En dehors de ses heures de cours, Amy Séne consacre le reste de son temps aux élèves déficients visuels de la commune de Kaolack. Ici, à 14 kilomètres de son lieu de travail (Sibassor), elle porte son casque d’auxiliaire de vie scolaire (Avs). C’est-à-dire une enseignante engagée pour dispenser des cours de renforcement aux élèves en difficulté, les non et mal voyants précisément.
Sa stratégie consiste à rassembler des élèves déficients visuels à l’école élémentaire Ndagane 3, dans la commune de Kaolack les après –midi du lundi, mercredi et vendredi pour leur dispenser des cours de remédiation et de renforcement. Cette année, Amy Séne a pris en charge 8 élèves déficients visuels, répartis entre les cours élémentaires première et deuxième année (CE1, CE2) et le cours moyen première année (CM1).
« Je ne fais pas d’acquisition, c’est-à-dire de nouvelles leçons, mais des exercices de remédiation, des séances d’explication pour amener l’enfant à comprendre mieux ce qu’il n’avait pas compris en classe avec son maitre ou sa maitresse. C’est vrai, le travail n’est pas facile et la principale difficulté réside dans les mathématiques, surtout la division, les nombres décimaux et les fractions. Mais quand même c’est impressionnant et passionnant. Je bénéficie d’une indemnité mensuelle de transport de 35.000f. Pour les élèves, leur transport est pris en charge par un partenaire » renseigne Amy Séne.

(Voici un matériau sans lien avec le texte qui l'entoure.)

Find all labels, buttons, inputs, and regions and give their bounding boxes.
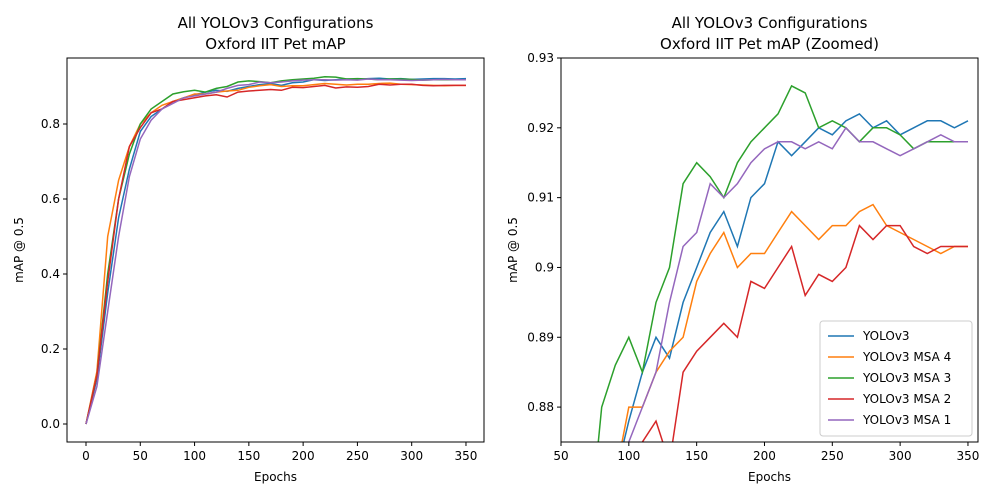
y-axis-label: mAP @ 0.5: [12, 217, 26, 283]
y-axis-label: mAP @ 0.5: [506, 217, 520, 283]
x-tick-label: 350: [957, 449, 980, 463]
chart-subtitle: Oxford IIT Pet mAP (Zoomed): [660, 35, 879, 53]
x-tick-label: 200: [292, 449, 315, 463]
line: [627, 126, 968, 442]
legend-label: YOLOv3 MSA 2: [862, 392, 951, 406]
y-tick-label: 0.93: [527, 51, 554, 65]
y-tick-label: 0.9: [535, 260, 554, 274]
x-tick-label: 150: [237, 449, 260, 463]
y-tick-label: 0.91: [527, 191, 554, 205]
legend: YOLOv3 YOLOv3 MSA 4 YOLOv3 MSA 3 YOLOv3 MSA…: [819, 320, 973, 437]
x-tick-label: 300: [889, 449, 912, 463]
axes-frame: [560, 57, 979, 443]
axes-frame: [66, 57, 485, 443]
x-tick-label: 50: [133, 449, 148, 463]
legend-label: YOLOv3 MSA 4: [862, 350, 951, 364]
line: [85, 83, 466, 425]
y-tick-label: 0.4: [41, 267, 60, 281]
line: [641, 224, 968, 442]
y-tick-label: 0.0: [41, 417, 60, 431]
chart-subtitle: Oxford IIT Pet mAP: [205, 35, 345, 53]
line: [85, 78, 466, 425]
x-tick-label: 0: [82, 449, 90, 463]
y-tick-label: 0.88: [527, 400, 554, 414]
plot-area: [597, 84, 969, 442]
y-tick-label: 0.89: [527, 330, 554, 344]
legend-label: YOLOv3: [862, 329, 910, 343]
line: [85, 77, 467, 425]
x-axis-label: Epochs: [254, 470, 297, 484]
chart-title: All YOLOv3 Configurations: [178, 14, 374, 32]
x-tick-label: 100: [617, 449, 640, 463]
legend-label: YOLOv3 MSA 3: [862, 371, 951, 385]
y-tick-label: 0.2: [41, 342, 60, 356]
legend-box: [819, 320, 973, 437]
x-tick-label: 150: [685, 449, 708, 463]
x-axis-label: Epochs: [748, 470, 791, 484]
x-tick-label: 250: [346, 449, 369, 463]
x-tick-label: 50: [553, 449, 568, 463]
x-tick-label: 300: [400, 449, 423, 463]
x-tick-label: 100: [183, 449, 206, 463]
plot-area: [85, 75, 467, 425]
legend-label: YOLOv3 MSA 1: [862, 413, 951, 427]
line: [597, 84, 968, 442]
y-tick-label: 0.92: [527, 121, 554, 135]
y-tick-label: 0.6: [41, 192, 60, 206]
y-tick-label: 0.8: [41, 117, 60, 131]
x-tick-label: 350: [455, 449, 478, 463]
chart-title: All YOLOv3 Configurations: [672, 14, 868, 32]
line: [622, 112, 969, 442]
x-tick-label: 200: [753, 449, 776, 463]
x-tick-label: 250: [821, 449, 844, 463]
line: [621, 203, 968, 442]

D’après madame Séne, les élèves à besoins éducatifs spéciaux sont dans des classes pléthoriques et même avec l’application du 1/3 temps (tiers temps), ils ont des difficultés à terminer leurs exercices ou leurs leçons. Ce qui fait qu’ils ont victimes de leur rythme de progression. Et s’il n’y a pas de suivi, l’enfant peut abandonner ses études.
« C’est pour éviter le décrochage de ces élèves et leur donner de la chance, que j’ai accepté la proposition des autorités scolaires qui m’ont choisie parmi tant d’autres, pour accompagner les élèves déficients visuels, en dehors de mes cours officiels. C’est dans cette perspective d’ailleurs que vous m’avez trouvée ici à l’école Koutal serer qui fait office de centre d’examen du Cfee inclusif. Je suis déployée dans ce centre pour transcrire les épreuves d’un candidat non voyant en braille. Pour la correction, je dois être à Ndiambel, une autre commune du département de Kaolack » explique Amy Séné, institutrice en éducation inclusive.